Speaker
Description
Understanding the role played by primordial black holes (PBH) in our cosmological models is a crucial endeavor for the understanding of cosmological models. A key difficulty in studying PBHs is that that the notion drawn from the study of asymptotically flat and stationary black holes, such as the Schwarzschild and Kerr black hole solutions, are no longer available. PBH are asymptotically FLRW and fully dynamical, and a characterization of their properties therefore requires new tools to compute their quasi-local mass, characterize their dynamical horizons and define their temperature. Moreover, a central question is how to provide a criteria to characterize when an inhomogeneity embedded in a cosmological spacetime will form a black hole.
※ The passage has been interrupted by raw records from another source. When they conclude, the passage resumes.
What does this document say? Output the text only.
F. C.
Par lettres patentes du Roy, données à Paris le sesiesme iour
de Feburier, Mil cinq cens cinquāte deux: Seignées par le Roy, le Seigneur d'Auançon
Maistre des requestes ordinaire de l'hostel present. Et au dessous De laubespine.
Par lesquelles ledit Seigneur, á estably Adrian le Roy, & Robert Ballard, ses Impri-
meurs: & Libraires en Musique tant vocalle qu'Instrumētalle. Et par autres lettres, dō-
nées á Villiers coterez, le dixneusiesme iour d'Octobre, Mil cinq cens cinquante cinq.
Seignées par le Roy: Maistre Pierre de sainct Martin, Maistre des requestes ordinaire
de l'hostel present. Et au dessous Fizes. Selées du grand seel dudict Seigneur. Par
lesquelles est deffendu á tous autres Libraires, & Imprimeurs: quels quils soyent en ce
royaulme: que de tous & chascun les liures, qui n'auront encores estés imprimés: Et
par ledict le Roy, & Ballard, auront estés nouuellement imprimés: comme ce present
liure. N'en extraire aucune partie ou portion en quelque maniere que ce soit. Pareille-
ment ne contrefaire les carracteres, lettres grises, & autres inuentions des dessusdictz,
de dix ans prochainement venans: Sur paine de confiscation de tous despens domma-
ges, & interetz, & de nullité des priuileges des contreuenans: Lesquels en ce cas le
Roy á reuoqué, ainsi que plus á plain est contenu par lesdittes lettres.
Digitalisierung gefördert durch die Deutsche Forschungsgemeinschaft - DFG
The current criteria based on the compaction function and the Misner-Sharp mass has revealed very useful but is limited to spherically symmetric collapse. In this talk, I will present several new results allowing to characterize asymptotically FRW black holes. First I will introduce a new notion of quasi-local mass adapted to asymptotically FLRW geometries which hold beyond spherical symmetry. Then I will discuss how this can be used to provide an improved notion of compaction function for PBHs beyond spherical symmetry. Finally, I will present new exact analytical solutions of General Relativity describing asymptotically flat axi-symmetric black holes solutions embedded in cosmology and discuss how they can be understood as exact model of PBHs. They will serve to confront and test the new definitions introduced in this talk.